Half of the Klitschko Brothers duo that includes younger brother and fellow world champion Wladimir, the 40-year-old Vitaliy has been quoted by the BBC as saying that "holding a political office and being heavyweight champion at the same time are not compatible."
He adds that he will "decide on the future of my sporting career" after Ukraine's parliamentary elections, slated for October 28.
Ukraine's highly personal brand of politics -- prone to the kind of acrimony that compromised the legacy of the Orange Revolution and sparks brawls in the aisles of parliament -- can look a lot like more like the proverbial knife fight than a boxing match.
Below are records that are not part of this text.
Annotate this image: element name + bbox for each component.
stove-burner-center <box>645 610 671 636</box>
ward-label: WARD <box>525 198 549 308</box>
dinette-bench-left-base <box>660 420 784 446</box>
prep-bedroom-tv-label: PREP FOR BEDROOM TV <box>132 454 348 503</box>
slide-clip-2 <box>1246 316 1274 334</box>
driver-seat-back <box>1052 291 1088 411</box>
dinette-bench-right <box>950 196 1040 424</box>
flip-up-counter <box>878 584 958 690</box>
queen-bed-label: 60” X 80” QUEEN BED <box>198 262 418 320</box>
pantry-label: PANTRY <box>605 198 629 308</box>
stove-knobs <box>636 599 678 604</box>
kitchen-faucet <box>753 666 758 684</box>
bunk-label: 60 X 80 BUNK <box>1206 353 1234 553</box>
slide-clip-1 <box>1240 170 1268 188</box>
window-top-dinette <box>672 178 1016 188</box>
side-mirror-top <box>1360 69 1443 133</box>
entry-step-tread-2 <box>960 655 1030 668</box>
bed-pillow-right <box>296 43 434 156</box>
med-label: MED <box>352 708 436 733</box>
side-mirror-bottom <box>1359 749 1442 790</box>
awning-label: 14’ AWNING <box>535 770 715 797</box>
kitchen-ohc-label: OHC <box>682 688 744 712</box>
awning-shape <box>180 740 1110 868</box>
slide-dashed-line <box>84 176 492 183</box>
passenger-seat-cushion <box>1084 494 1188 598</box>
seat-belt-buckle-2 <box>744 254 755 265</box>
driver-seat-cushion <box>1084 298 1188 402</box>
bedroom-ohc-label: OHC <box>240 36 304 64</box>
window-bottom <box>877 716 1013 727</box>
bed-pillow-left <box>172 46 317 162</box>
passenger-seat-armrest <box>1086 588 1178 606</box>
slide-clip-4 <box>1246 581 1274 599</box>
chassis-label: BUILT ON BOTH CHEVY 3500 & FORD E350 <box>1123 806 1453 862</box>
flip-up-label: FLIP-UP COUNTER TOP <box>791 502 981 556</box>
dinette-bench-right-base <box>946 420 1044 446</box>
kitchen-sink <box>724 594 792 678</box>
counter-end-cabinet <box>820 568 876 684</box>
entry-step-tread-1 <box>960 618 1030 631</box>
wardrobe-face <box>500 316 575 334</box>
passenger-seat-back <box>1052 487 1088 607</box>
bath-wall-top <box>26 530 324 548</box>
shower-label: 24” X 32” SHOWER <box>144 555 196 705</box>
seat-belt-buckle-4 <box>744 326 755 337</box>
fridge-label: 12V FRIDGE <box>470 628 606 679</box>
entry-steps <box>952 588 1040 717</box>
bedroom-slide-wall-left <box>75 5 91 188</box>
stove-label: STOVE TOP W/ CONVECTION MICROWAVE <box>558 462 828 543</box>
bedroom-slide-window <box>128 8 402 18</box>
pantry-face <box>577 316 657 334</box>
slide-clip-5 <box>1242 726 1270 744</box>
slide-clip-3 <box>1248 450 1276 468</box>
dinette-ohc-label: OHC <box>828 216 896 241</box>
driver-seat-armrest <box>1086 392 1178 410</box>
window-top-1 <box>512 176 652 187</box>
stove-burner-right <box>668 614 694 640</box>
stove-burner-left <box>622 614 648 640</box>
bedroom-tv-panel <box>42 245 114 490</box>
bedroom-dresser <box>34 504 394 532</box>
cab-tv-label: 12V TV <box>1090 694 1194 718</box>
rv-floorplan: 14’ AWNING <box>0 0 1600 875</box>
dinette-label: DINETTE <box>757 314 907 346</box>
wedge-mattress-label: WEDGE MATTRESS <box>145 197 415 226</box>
Witness the hail of eggs, smokebombs, and fists over the fate of Russia's Black Sea Fleet in April 2010:
Then more recently there was the fistfight between lawmakers in May 2012 over a language bill:
I'm sure I'm missing other melees.
But the rough-and-tumble of Ukrainian politics is nothing new to Klitschko, dubbed "Dr. Ironfist" by boxing aficionados thanks to his doctorate. In 2006, he won a seat on the Kyiv city council and took over the leadership of a local political alliance that eventually morphed into his Ukrainian Democratic Alliance for Reform (known by the acronym UDAR, which is Ukrainian for "punch"). Two years later, he attracted nearly one in five votes in a mayoral election that he lost to on-again, off-again incumbent Leonid Chernovetskyy.
Pundits suggest UDAR is likely to clear the threshold for parliament and, in fact, could fare well in the voting in nearly four months' time -- even beyond the capital. A late-May poll by the Kyiv International Institute of Sociology indicated strong support for Klitschko's party, placing it third behind the Party of Regions and All-Ukrainian Union–Fatherland.
"The Day," an online Ukrainian website, has quoted Ukrainian sociologist Yevhen Holovakha as saying that Klitschko and UDAR stand to gain considerably from voter frustration. He even goes so far as to say that "Klitschko will make or break the next parliament," adding, "It imposes responsibility on him and his team."
Klitschko's admirers in the West clearly extend beyond ringside, too. His appearance in November in the halls of power in Brussels sent European Union officials scurrying for their cameras and autograph books. The champ even demonstrated a deft diplomatic touch in blowing off Enlargement Commissioner Stefan Fuele's request for a mock photo with both men on their guard, saying he "doesn't fight friends."
Klitschko's potential farewell fight is scheduled for September 8 in Moscow, incidentally, where pro-Western critics of President Viktor Yanukovych complain that too much influence over Ukrainian politics already lies.
Don't be surprised to see many in the West in Klitschko's corner less than two months later, when he goes toe-to-toe with the rest of the Ukrainian political establishment.